To boldly go where no Man has gone before... 3

Jornada nas Estrelas V - A Última Fronteira (Star Trek V - The Final Frontier) 1989
Estranho. Aparentemente um vulcano é o vilão aqui, e meio-irmão de Spock! Estranho mesmo. Sybok quer uma nave para ir aonde nenhum Homem jamais esteve. Não, não é trocadilho. Ele quer ir além da Grande Barreira, próximo ao centro da galáxia, para encontrar ninguém menos que Deus. Obviamente ele consegue roubar uma nave, e essa nave é a Enterprise de Kirk. Mas ninguém o informou que a nave está em deplorável estado, precariamente preparada devido à pressa. Tudo bem, eles conseguem atravessar o poderoso campo de energia e lá encontram Deus. Bah. Muita presunção humana, ou no caso vulcana, de ahcar que chegou ao paraíso e encontrou o Homem em pessoa. O famigerado "deus" prova-se um canalha que está preso num planetinha sem-vergonha, e que apesar de extremamente poderoso, precisa de uma nave para sair de lá. Será que era o diabão? Será que era algum Q malígno? Deus, o verdadeiro, deve saber, e talvez o roteirista. O que importa é que no final das contas Sybok se redime e sacrifica-se para atrasar o bicho ruim e salvar o povo. E olha só, no final das contas Kirk e a Enterprise são salvos por ninguém menos que klingons! Realmente acontecem coisas muuuito estranhas nesse filme.

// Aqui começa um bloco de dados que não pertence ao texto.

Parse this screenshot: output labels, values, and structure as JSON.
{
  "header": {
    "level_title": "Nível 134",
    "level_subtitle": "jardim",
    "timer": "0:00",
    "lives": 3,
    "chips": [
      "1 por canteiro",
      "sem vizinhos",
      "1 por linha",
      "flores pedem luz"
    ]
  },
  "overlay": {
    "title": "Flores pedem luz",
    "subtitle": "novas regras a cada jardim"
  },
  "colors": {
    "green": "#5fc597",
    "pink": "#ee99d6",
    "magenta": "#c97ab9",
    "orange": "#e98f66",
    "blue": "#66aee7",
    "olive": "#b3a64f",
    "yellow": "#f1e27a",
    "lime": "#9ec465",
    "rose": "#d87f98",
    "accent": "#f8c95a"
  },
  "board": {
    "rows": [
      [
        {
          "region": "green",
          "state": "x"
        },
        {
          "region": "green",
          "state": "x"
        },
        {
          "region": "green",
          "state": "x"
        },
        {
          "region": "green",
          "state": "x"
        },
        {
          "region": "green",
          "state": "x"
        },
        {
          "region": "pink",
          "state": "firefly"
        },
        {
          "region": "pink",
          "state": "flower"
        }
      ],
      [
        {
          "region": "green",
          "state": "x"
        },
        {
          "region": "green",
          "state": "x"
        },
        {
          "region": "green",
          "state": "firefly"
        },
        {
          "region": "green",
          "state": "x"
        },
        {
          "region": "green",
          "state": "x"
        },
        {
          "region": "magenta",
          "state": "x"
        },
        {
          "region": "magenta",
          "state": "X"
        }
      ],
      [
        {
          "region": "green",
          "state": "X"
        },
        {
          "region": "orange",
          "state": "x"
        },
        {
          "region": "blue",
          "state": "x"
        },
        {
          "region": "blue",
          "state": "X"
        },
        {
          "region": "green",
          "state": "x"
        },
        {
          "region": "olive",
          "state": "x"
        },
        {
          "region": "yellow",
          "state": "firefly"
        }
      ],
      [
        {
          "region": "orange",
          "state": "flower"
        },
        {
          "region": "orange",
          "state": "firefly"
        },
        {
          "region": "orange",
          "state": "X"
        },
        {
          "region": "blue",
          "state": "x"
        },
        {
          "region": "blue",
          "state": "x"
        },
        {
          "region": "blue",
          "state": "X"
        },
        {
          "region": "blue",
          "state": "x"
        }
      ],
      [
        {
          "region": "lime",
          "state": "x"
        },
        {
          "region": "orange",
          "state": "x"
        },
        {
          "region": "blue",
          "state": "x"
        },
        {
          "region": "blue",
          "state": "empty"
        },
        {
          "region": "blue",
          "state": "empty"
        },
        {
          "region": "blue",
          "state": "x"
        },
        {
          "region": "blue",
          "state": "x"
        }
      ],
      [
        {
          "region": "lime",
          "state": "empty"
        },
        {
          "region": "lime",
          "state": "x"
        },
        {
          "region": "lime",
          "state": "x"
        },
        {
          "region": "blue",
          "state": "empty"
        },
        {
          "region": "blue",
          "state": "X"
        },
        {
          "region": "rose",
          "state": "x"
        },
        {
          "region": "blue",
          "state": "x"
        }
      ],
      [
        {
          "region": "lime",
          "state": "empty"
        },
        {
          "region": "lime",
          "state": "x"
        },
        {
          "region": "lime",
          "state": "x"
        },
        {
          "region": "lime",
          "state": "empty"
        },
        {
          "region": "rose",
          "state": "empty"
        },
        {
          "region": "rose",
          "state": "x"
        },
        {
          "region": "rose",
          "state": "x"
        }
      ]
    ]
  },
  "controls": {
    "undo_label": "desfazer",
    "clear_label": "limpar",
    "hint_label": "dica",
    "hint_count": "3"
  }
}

Jornada nas Estrelas VI - A Terra Desconhecida (Star Trek VI - The Undiscovered Country) 1991
Lembra dos klingons salvando Kirk no final do filme anterior? Pois é, foi tudo graças a Spock. Agora o orelhudo está de volta e intermedia a paz com um Império Klingon prestes a esfarelar. Mas nem tudo são flores na Via Láctea. Alguns são contra essa paz e armam pra cima de Kirk, que a contragosto e saindo à força da aposentadoria, escolta um cruzador klingon que leva uma comitiva para discutir a paz no berço da Federação. Bom.. esses alguns encenam uma presepada espacial e matam o chanceler klingon dentro do cruzador, como se fossem da Frota. Sem saída, Kirk e Magro vão para a nave ajudar e acabam sendo presos, julgados e condenados pelo assassinato. Como rola um processo de paz, eles são enviados à um planeta inóspito para trabalhar em regime forçado. Claro que conseguem escapar e descobrem que quem arrumara todo o esquema foram dois bam-bam-bans da Frota Estelar, um embaixador romulano, uns sem-vergonhas de uns klingons e uma oficial vulcana da enterprise - e olha que a traiçoeira havia estado sob a tutela do próprio Spock no passado! Claro que no último instante, e com a ajuda da USS Excelcior e do Capitão Sulu, eles salvam o acordo de paz e dão adeus à franquia. Velha geração, na minha humilde opinião, mesmo após uma Última Fronteira duvidosa, vocês saíram por cima da rapadura com essa Terra Desconhecida. Certamente farão falta...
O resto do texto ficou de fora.